Alain Caparros hat einige Vorschläge für die Bewirtschaftung von Kaufhäusern parat. Er sorgt sich vor allem um die 50 Supermärkte, die Rewe mit Karstadt betreibt.

Der impulsive Rewe-Chef Alain Caparros ist immer für eine überraschende Aussage gut, die zuweilen das Blut in den Adern seiner Pressesprecher gefrieren lässt. So geschehen auf der Pressekonferenz des Lebensmittelhändlers in Köln an diesem Dienstag: Noch bevor die Nachricht über die Arcandor-Insolvenz eintraf, stellte er Lösungen für die Flächenbewirtschaftung von Kaufhäusern vor. Geplant war das offensichtlich nicht.

Caparros sagte, er sei „traurig" über das Schicksal der Warenhäuser - und auch darüber, dass „niemand uns nach Lösungen gefragt hat". Rewe hätte Interesse daran, sich mit weiteren Handelsunternehmen zusammenzutun, um die Existenz der innenstädtischen Standorte zu sichern. „Wir sind bereit, unseren Beitrag zu leisten", sagte der Manager.

Alternativmieter gesucht

Dieser Satz verführte einige Medien dazu, ein mögliches Interesse der Rewe an der „Übernahme von Teilen von Karstadt" zu vermelden. Dabei zielt Caparros lediglich darauf, die Kundenfrequenz in den innenstädtischen Standorten durch Alternativmieter zu sichern.

Das würde gelingen, wenn sich Rewe „zum Beispiel mit dem Schuhfilialisten Deichmann oder mit dem dm-Drogeriemarkt zusammentun würde", so Caparros. Die Karstadt-Standorte in der City seien für Supermärkte „sehr attraktiv".

Joint Venture mit Karstadt

Dies zeige sich bereits in jenen 50 Karstadt-Häusern, in denen ein Perfetto-Lebensmittelmarkt besteht. Diese Supermärkte werden als Joint Venture von Rewe (25 Prozent der Anteile) und Karstadt (75 Prozent) betrieben, meistens im Souterrain. „Wer soll in das Untergeschoss hinuntergehen, wenn im Erdgeschoss nichts los ist?", fragte sich Caparros.

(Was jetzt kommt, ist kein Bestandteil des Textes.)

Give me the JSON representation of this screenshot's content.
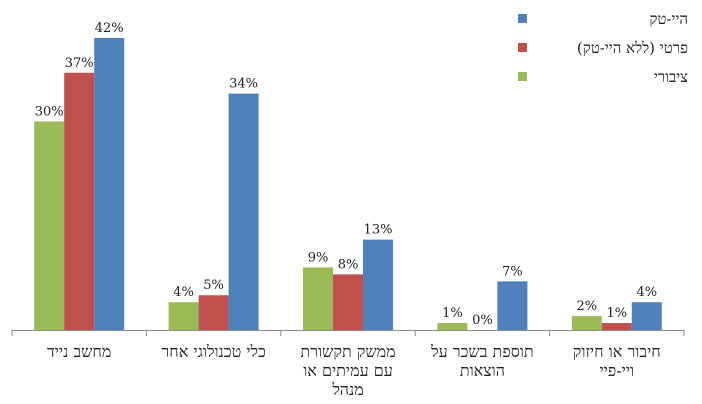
{
  "chart_data": {
    "type": "bar",
    "categories": [
      [
        "מחשב נייד"
      ],
      [
        "כלי טכנולוגי אחר"
      ],
      [
        "ממשק תקשורת",
        "עם עמיתים או",
        "מנהל"
      ],
      [
        "תוספת בשכר על",
        "הוצאות"
      ],
      [
        "חיבור או חיזוק",
        "ויי-פיי"
      ]
    ],
    "series": [
      {
        "name": "ציבורי",
        "color": "#9BBB59",
        "values": [
          30,
          4,
          9,
          1,
          2
        ],
        "labels": [
          "30%",
          "4%",
          "9%",
          "1%",
          "2%"
        ]
      },
      {
        "name": "פרטי (ללא היי-טק)",
        "color": "#C0504D",
        "values": [
          37,
          5,
          8,
          0,
          1
        ],
        "labels": [
          "37%",
          "5%",
          "8%",
          "0%",
          "1%"
        ]
      },
      {
        "name": "היי-טק",
        "color": "#4F81BD",
        "values": [
          42,
          34,
          13,
          7,
          4
        ],
        "labels": [
          "42%",
          "34%",
          "13%",
          "7%",
          "4%"
        ]
      }
    ],
    "ylim": [
      0,
      42
    ],
    "grid": false,
    "legend_position": "top-right",
    "title": "",
    "xlabel": "",
    "ylabel": ""
  },
  "legend": [
    {
      "label": "היי-טק",
      "color": "#4F81BD"
    },
    {
      "label": "פרטי (ללא היי-טק)",
      "color": "#C0504D"
    },
    {
      "label": "ציבורי",
      "color": "#9BBB59"
    }
  ]
}
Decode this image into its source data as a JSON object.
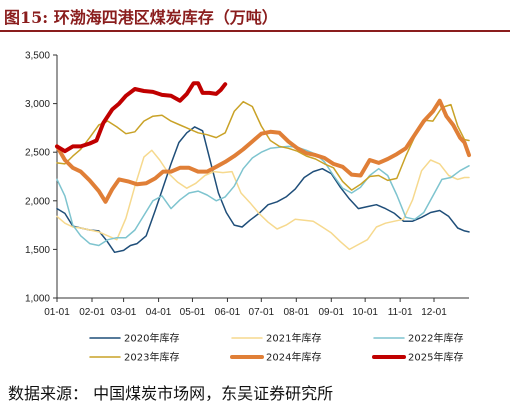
{
  "figure": {
    "label": "图15:",
    "title": "环渤海四港区煤炭库存（万吨）"
  },
  "source": {
    "prefix": "数据来源：",
    "text": "中国煤炭市场网，东吴证券研究所"
  },
  "chart_data": {
    "type": "line",
    "title": "",
    "xlabel": "",
    "ylabel": "",
    "ylim": [
      1000,
      3500
    ],
    "yticks": [
      "1,000",
      "1,500",
      "2,000",
      "2,500",
      "3,000",
      "3,500"
    ],
    "xticks": [
      "01-01",
      "02-01",
      "03-01",
      "04-01",
      "05-01",
      "06-01",
      "07-01",
      "08-01",
      "09-01",
      "10-01",
      "11-01",
      "12-01"
    ],
    "x_unit": "day_of_year",
    "grid": false,
    "legend": "bottom",
    "series": [
      {
        "name": "2020年库存",
        "color": "#1f4e79",
        "width": 1.5,
        "points": [
          [
            1,
            1920
          ],
          [
            8,
            1870
          ],
          [
            15,
            1740
          ],
          [
            22,
            1720
          ],
          [
            30,
            1700
          ],
          [
            38,
            1690
          ],
          [
            45,
            1590
          ],
          [
            52,
            1470
          ],
          [
            60,
            1490
          ],
          [
            66,
            1540
          ],
          [
            72,
            1560
          ],
          [
            80,
            1640
          ],
          [
            88,
            1900
          ],
          [
            95,
            2140
          ],
          [
            102,
            2380
          ],
          [
            109,
            2600
          ],
          [
            116,
            2700
          ],
          [
            123,
            2760
          ],
          [
            130,
            2720
          ],
          [
            137,
            2400
          ],
          [
            144,
            2080
          ],
          [
            151,
            1880
          ],
          [
            158,
            1750
          ],
          [
            165,
            1730
          ],
          [
            172,
            1800
          ],
          [
            180,
            1870
          ],
          [
            188,
            1960
          ],
          [
            196,
            1990
          ],
          [
            204,
            2040
          ],
          [
            212,
            2120
          ],
          [
            220,
            2240
          ],
          [
            228,
            2300
          ],
          [
            236,
            2330
          ],
          [
            244,
            2280
          ],
          [
            252,
            2140
          ],
          [
            260,
            2020
          ],
          [
            268,
            1920
          ],
          [
            276,
            1940
          ],
          [
            284,
            1960
          ],
          [
            292,
            1920
          ],
          [
            300,
            1870
          ],
          [
            308,
            1790
          ],
          [
            316,
            1790
          ],
          [
            324,
            1830
          ],
          [
            332,
            1880
          ],
          [
            340,
            1900
          ],
          [
            348,
            1840
          ],
          [
            356,
            1720
          ],
          [
            362,
            1690
          ],
          [
            366,
            1680
          ]
        ]
      },
      {
        "name": "2021年库存",
        "color": "#f6d98e",
        "width": 1.5,
        "points": [
          [
            1,
            1840
          ],
          [
            8,
            1770
          ],
          [
            15,
            1730
          ],
          [
            22,
            1720
          ],
          [
            30,
            1700
          ],
          [
            38,
            1680
          ],
          [
            46,
            1640
          ],
          [
            54,
            1600
          ],
          [
            62,
            1820
          ],
          [
            70,
            2150
          ],
          [
            78,
            2450
          ],
          [
            85,
            2520
          ],
          [
            92,
            2420
          ],
          [
            100,
            2280
          ],
          [
            108,
            2190
          ],
          [
            116,
            2130
          ],
          [
            124,
            2180
          ],
          [
            132,
            2260
          ],
          [
            140,
            2300
          ],
          [
            148,
            2290
          ],
          [
            156,
            2300
          ],
          [
            164,
            2080
          ],
          [
            172,
            1980
          ],
          [
            180,
            1870
          ],
          [
            188,
            1780
          ],
          [
            196,
            1710
          ],
          [
            204,
            1750
          ],
          [
            212,
            1810
          ],
          [
            220,
            1800
          ],
          [
            228,
            1790
          ],
          [
            236,
            1730
          ],
          [
            244,
            1670
          ],
          [
            252,
            1580
          ],
          [
            260,
            1500
          ],
          [
            268,
            1550
          ],
          [
            276,
            1600
          ],
          [
            284,
            1730
          ],
          [
            292,
            1770
          ],
          [
            300,
            1790
          ],
          [
            308,
            1810
          ],
          [
            316,
            2010
          ],
          [
            324,
            2310
          ],
          [
            332,
            2420
          ],
          [
            340,
            2380
          ],
          [
            348,
            2260
          ],
          [
            356,
            2220
          ],
          [
            362,
            2240
          ],
          [
            366,
            2240
          ]
        ]
      },
      {
        "name": "2022年库存",
        "color": "#7ec4cf",
        "width": 1.5,
        "points": [
          [
            1,
            2220
          ],
          [
            8,
            2050
          ],
          [
            15,
            1750
          ],
          [
            22,
            1640
          ],
          [
            30,
            1560
          ],
          [
            38,
            1540
          ],
          [
            46,
            1600
          ],
          [
            54,
            1620
          ],
          [
            62,
            1620
          ],
          [
            70,
            1700
          ],
          [
            78,
            1850
          ],
          [
            86,
            2000
          ],
          [
            94,
            2050
          ],
          [
            102,
            1920
          ],
          [
            110,
            2010
          ],
          [
            118,
            2080
          ],
          [
            126,
            2100
          ],
          [
            134,
            2060
          ],
          [
            142,
            2000
          ],
          [
            150,
            2040
          ],
          [
            158,
            2150
          ],
          [
            166,
            2330
          ],
          [
            174,
            2440
          ],
          [
            182,
            2500
          ],
          [
            190,
            2540
          ],
          [
            198,
            2550
          ],
          [
            206,
            2560
          ],
          [
            214,
            2550
          ],
          [
            222,
            2520
          ],
          [
            230,
            2480
          ],
          [
            238,
            2400
          ],
          [
            246,
            2260
          ],
          [
            254,
            2130
          ],
          [
            262,
            2080
          ],
          [
            270,
            2140
          ],
          [
            278,
            2260
          ],
          [
            286,
            2330
          ],
          [
            294,
            2260
          ],
          [
            302,
            2060
          ],
          [
            310,
            1830
          ],
          [
            318,
            1810
          ],
          [
            326,
            1880
          ],
          [
            334,
            2050
          ],
          [
            342,
            2220
          ],
          [
            350,
            2240
          ],
          [
            358,
            2310
          ],
          [
            366,
            2360
          ]
        ]
      },
      {
        "name": "2023年库存",
        "color": "#c9a227",
        "width": 1.5,
        "points": [
          [
            1,
            2390
          ],
          [
            8,
            2380
          ],
          [
            15,
            2460
          ],
          [
            22,
            2530
          ],
          [
            30,
            2650
          ],
          [
            38,
            2780
          ],
          [
            46,
            2820
          ],
          [
            54,
            2760
          ],
          [
            62,
            2690
          ],
          [
            70,
            2710
          ],
          [
            78,
            2820
          ],
          [
            86,
            2870
          ],
          [
            94,
            2880
          ],
          [
            102,
            2820
          ],
          [
            110,
            2780
          ],
          [
            118,
            2740
          ],
          [
            126,
            2700
          ],
          [
            134,
            2680
          ],
          [
            142,
            2650
          ],
          [
            150,
            2700
          ],
          [
            158,
            2920
          ],
          [
            166,
            3020
          ],
          [
            174,
            2970
          ],
          [
            182,
            2770
          ],
          [
            190,
            2620
          ],
          [
            198,
            2560
          ],
          [
            206,
            2540
          ],
          [
            214,
            2510
          ],
          [
            222,
            2460
          ],
          [
            230,
            2430
          ],
          [
            238,
            2380
          ],
          [
            246,
            2340
          ],
          [
            254,
            2200
          ],
          [
            262,
            2110
          ],
          [
            270,
            2170
          ],
          [
            278,
            2250
          ],
          [
            286,
            2260
          ],
          [
            294,
            2210
          ],
          [
            302,
            2230
          ],
          [
            310,
            2460
          ],
          [
            318,
            2660
          ],
          [
            326,
            2830
          ],
          [
            334,
            2820
          ],
          [
            342,
            2960
          ],
          [
            350,
            2990
          ],
          [
            356,
            2770
          ],
          [
            362,
            2630
          ],
          [
            366,
            2620
          ]
        ]
      },
      {
        "name": "2024年库存",
        "color": "#e07f37",
        "width": 4,
        "points": [
          [
            1,
            2560
          ],
          [
            8,
            2420
          ],
          [
            15,
            2340
          ],
          [
            22,
            2300
          ],
          [
            30,
            2210
          ],
          [
            38,
            2100
          ],
          [
            44,
            1990
          ],
          [
            50,
            2120
          ],
          [
            56,
            2220
          ],
          [
            64,
            2200
          ],
          [
            72,
            2170
          ],
          [
            80,
            2180
          ],
          [
            88,
            2230
          ],
          [
            95,
            2300
          ],
          [
            102,
            2300
          ],
          [
            110,
            2340
          ],
          [
            118,
            2340
          ],
          [
            126,
            2300
          ],
          [
            134,
            2300
          ],
          [
            142,
            2350
          ],
          [
            150,
            2400
          ],
          [
            158,
            2460
          ],
          [
            166,
            2530
          ],
          [
            174,
            2610
          ],
          [
            182,
            2690
          ],
          [
            190,
            2710
          ],
          [
            198,
            2700
          ],
          [
            206,
            2610
          ],
          [
            214,
            2540
          ],
          [
            222,
            2490
          ],
          [
            230,
            2470
          ],
          [
            238,
            2440
          ],
          [
            246,
            2380
          ],
          [
            254,
            2350
          ],
          [
            262,
            2270
          ],
          [
            270,
            2260
          ],
          [
            278,
            2420
          ],
          [
            286,
            2390
          ],
          [
            294,
            2430
          ],
          [
            302,
            2480
          ],
          [
            310,
            2540
          ],
          [
            318,
            2680
          ],
          [
            326,
            2820
          ],
          [
            334,
            2920
          ],
          [
            340,
            3030
          ],
          [
            346,
            2870
          ],
          [
            352,
            2780
          ],
          [
            358,
            2650
          ],
          [
            362,
            2600
          ],
          [
            366,
            2470
          ]
        ]
      },
      {
        "name": "2025年库存",
        "color": "#c00000",
        "width": 4,
        "points": [
          [
            1,
            2560
          ],
          [
            8,
            2510
          ],
          [
            15,
            2560
          ],
          [
            22,
            2560
          ],
          [
            30,
            2590
          ],
          [
            36,
            2620
          ],
          [
            42,
            2800
          ],
          [
            50,
            2940
          ],
          [
            56,
            3000
          ],
          [
            62,
            3080
          ],
          [
            70,
            3150
          ],
          [
            78,
            3130
          ],
          [
            86,
            3120
          ],
          [
            94,
            3090
          ],
          [
            102,
            3080
          ],
          [
            110,
            3030
          ],
          [
            116,
            3100
          ],
          [
            122,
            3210
          ],
          [
            126,
            3210
          ],
          [
            130,
            3110
          ],
          [
            136,
            3110
          ],
          [
            142,
            3100
          ],
          [
            146,
            3140
          ],
          [
            150,
            3200
          ]
        ]
      }
    ]
  }
}
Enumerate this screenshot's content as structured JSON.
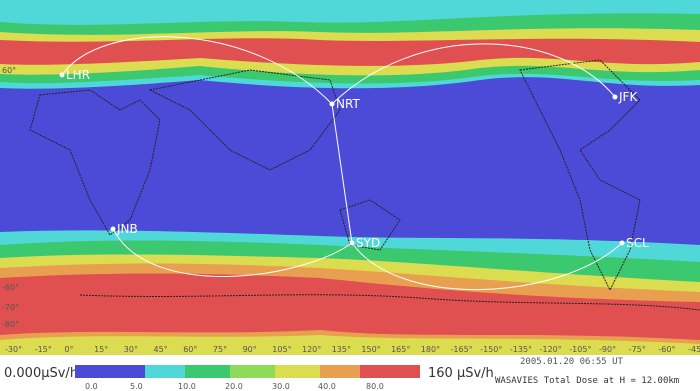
{
  "map": {
    "airports": [
      "LHR",
      "NRT",
      "JFK",
      "JNB",
      "SYD",
      "SCL"
    ],
    "lat_labels": [
      "60°",
      "-60°",
      "-70°",
      "-80°"
    ],
    "lon_labels": [
      "-30°",
      "-15°",
      "0°",
      "15°",
      "30°",
      "45°",
      "60°",
      "75°",
      "90°",
      "105°",
      "120°",
      "135°",
      "150°",
      "165°",
      "180°",
      "-165°",
      "-150°",
      "-135°",
      "-120°",
      "-105°",
      "-90°",
      "-75°",
      "-60°",
      "-45°"
    ]
  },
  "scale": {
    "min_label": "0.000µSv/h",
    "max_label": "160 µSv/h",
    "ticks": [
      "0.0",
      "5.0",
      "10.0",
      "20.0",
      "30.0",
      "40.0",
      "80.0"
    ],
    "colors": [
      "#4b4bd8",
      "#50d8d8",
      "#3cc86e",
      "#8cdc5a",
      "#dcdc50",
      "#e8a050",
      "#e05050"
    ]
  },
  "footer": {
    "time": "2005.01.20 06:55 UT",
    "caption": "WASAVIES Total Dose at H = 12.00km"
  }
}
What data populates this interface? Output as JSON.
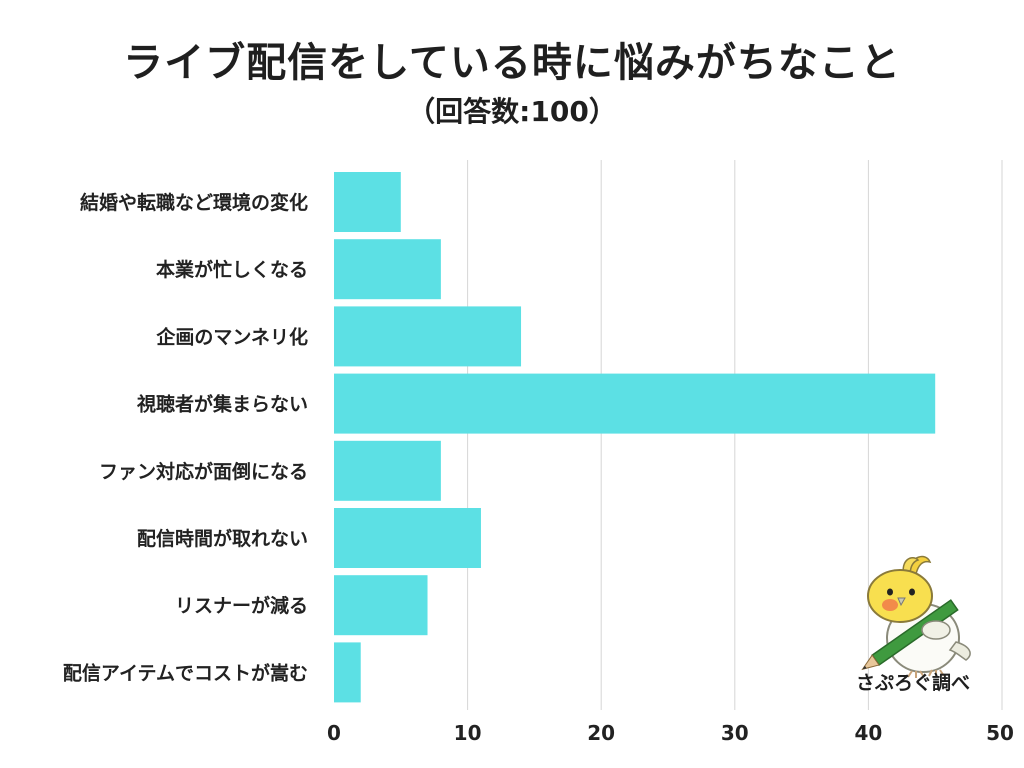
{
  "chart_data": {
    "type": "bar",
    "orientation": "horizontal",
    "title": "ライブ配信をしている時に悩みがちなこと",
    "subtitle": "（回答数:100）",
    "categories": [
      "結婚や転職など環境の変化",
      "本業が忙しくなる",
      "企画のマンネリ化",
      "視聴者が集まらない",
      "ファン対応が面倒になる",
      "配信時間が取れない",
      "リスナーが減る",
      "配信アイテムでコストが嵩む"
    ],
    "values": [
      5,
      8,
      14,
      45,
      8,
      11,
      7,
      2
    ],
    "xlim": [
      0,
      50
    ],
    "xticks": [
      "0",
      "10",
      "20",
      "30",
      "40",
      "50"
    ],
    "grid": true,
    "bar_color": "#5ce0e4",
    "grid_color": "#d6d6d6"
  },
  "watermark": {
    "text": "さぷろぐ調べ",
    "icon": "cockatiel-with-pencil-icon"
  }
}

Nach seinen Angaben laufen die Perfetto-Supermärkte gut und erwirtschaften einen jährlichen Umsatz von rund 350 Millionen Euro. Dieser Umsatz sei nun akut gefährdet.

Beteiligung nachträglich verringert

Die Verträge zur Joint Venture mit Karstadt waren noch unter dem ehemaligen Rewe-Chef Hans Reischl unterschrieben worden. Die ursprüngliche 50-Prozent-Beteiligung von Rewe sei später auf 25 Prozent begrenzt worden, heißt es aus Unternehmenskreisen.

Darüber sei der heutige Vorstand „keineswegs traurig", bemerkte ein Insider ironisch.